Il termine “cloud economy” viene applicato in ogni situazione in cui si verifica una “democratizzazione” delle risorse, permettendo a ciascuno di poter sviluppare e distribuire un servizio virtualmente senza alcuna infrastruttura IT. Applicare tali concetti al settore culturale rappresenta una sfida ulteriore, essendo il settore per definizione soggetto ad un particolare status che lo rende a bassa dinamica di produttività (se comparato ad altri settori diversi da quello dei servizi). In una economia cloud, in tal senso, potrebbe intervenire proprio per migliorare i livelli di efficienza del servizio.
L’utente si aspetta quindi due livelli di funzionalità:
– un livello legato alla onniscienza, ovvero, il servizio deve contenere tutti i dati esistenti a riguardo;
– un altro livello legato alla rapidità, ovvero, il servizio deve garantire immediatezza.

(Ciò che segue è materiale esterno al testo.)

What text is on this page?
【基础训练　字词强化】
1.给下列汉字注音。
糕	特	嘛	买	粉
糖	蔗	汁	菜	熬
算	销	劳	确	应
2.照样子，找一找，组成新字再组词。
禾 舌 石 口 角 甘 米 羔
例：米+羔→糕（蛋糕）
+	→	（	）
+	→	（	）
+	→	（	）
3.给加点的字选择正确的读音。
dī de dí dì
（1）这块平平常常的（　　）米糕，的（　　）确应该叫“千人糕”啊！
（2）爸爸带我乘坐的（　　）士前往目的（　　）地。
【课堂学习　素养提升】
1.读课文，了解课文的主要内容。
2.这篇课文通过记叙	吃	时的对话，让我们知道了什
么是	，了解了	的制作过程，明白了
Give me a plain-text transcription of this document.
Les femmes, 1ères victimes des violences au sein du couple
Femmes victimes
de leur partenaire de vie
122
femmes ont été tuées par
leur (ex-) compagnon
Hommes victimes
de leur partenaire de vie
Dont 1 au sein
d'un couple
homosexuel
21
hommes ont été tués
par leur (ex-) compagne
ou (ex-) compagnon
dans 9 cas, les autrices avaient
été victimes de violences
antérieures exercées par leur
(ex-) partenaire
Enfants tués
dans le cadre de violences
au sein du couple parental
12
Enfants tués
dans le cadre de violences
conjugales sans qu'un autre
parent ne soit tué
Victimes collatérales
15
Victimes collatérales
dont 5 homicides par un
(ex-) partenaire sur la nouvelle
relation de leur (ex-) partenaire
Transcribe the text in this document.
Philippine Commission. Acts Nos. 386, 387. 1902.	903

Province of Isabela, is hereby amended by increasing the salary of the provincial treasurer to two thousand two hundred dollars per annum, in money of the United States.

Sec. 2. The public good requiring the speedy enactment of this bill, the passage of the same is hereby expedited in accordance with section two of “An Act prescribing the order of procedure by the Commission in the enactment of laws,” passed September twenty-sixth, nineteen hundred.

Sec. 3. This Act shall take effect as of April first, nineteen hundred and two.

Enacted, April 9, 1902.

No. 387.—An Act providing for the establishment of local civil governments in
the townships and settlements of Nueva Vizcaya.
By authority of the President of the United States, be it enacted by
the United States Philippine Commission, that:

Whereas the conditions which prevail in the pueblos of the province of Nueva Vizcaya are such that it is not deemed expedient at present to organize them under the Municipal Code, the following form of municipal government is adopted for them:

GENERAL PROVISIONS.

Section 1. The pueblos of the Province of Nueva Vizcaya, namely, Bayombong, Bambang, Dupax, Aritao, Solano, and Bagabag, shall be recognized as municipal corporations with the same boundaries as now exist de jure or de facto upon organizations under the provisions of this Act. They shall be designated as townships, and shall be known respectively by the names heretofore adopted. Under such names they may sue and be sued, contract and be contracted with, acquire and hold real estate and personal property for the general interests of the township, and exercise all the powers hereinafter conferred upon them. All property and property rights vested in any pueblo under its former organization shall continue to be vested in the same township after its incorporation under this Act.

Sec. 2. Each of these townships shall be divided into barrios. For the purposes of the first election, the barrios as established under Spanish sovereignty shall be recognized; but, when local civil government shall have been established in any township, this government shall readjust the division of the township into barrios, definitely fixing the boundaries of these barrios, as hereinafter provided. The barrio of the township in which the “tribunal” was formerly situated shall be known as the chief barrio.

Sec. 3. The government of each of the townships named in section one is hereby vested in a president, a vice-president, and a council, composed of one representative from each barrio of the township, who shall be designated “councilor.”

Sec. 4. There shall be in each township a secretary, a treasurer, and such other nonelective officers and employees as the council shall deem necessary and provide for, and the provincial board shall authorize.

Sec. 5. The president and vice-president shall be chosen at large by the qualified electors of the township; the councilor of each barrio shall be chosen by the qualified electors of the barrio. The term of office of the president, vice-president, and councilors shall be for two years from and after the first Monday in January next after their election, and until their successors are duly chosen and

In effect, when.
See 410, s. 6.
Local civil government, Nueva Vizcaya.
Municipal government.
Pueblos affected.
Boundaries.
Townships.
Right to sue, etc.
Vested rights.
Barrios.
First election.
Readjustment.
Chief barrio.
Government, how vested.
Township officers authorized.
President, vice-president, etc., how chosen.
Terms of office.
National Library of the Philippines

Questi due elementi, combinati assieme, porterebbero ad una nuova funzionalità emergente, che anticipa ulteriormente i tempi di attesa del servizio: l’utente vuole il risultato ancor prima di cercarlo (preveggenza).
In una economia cloud, in cui ciascuno può avere accesso ai dati da qualsiasi punto, usando differenti piattaforme, la creatività occupa un ruolo importante, essendo la stessa in grado di dare un senso di crescita e opportunità alla cultura.
Più patrimonio culturale digitalizzato reso accessibile a più persone, in grado di fruirlo in maniera ottimale, determina una crescita esponenziale dell’espressione culturale, sintetizzata nel termine “cloud culture”…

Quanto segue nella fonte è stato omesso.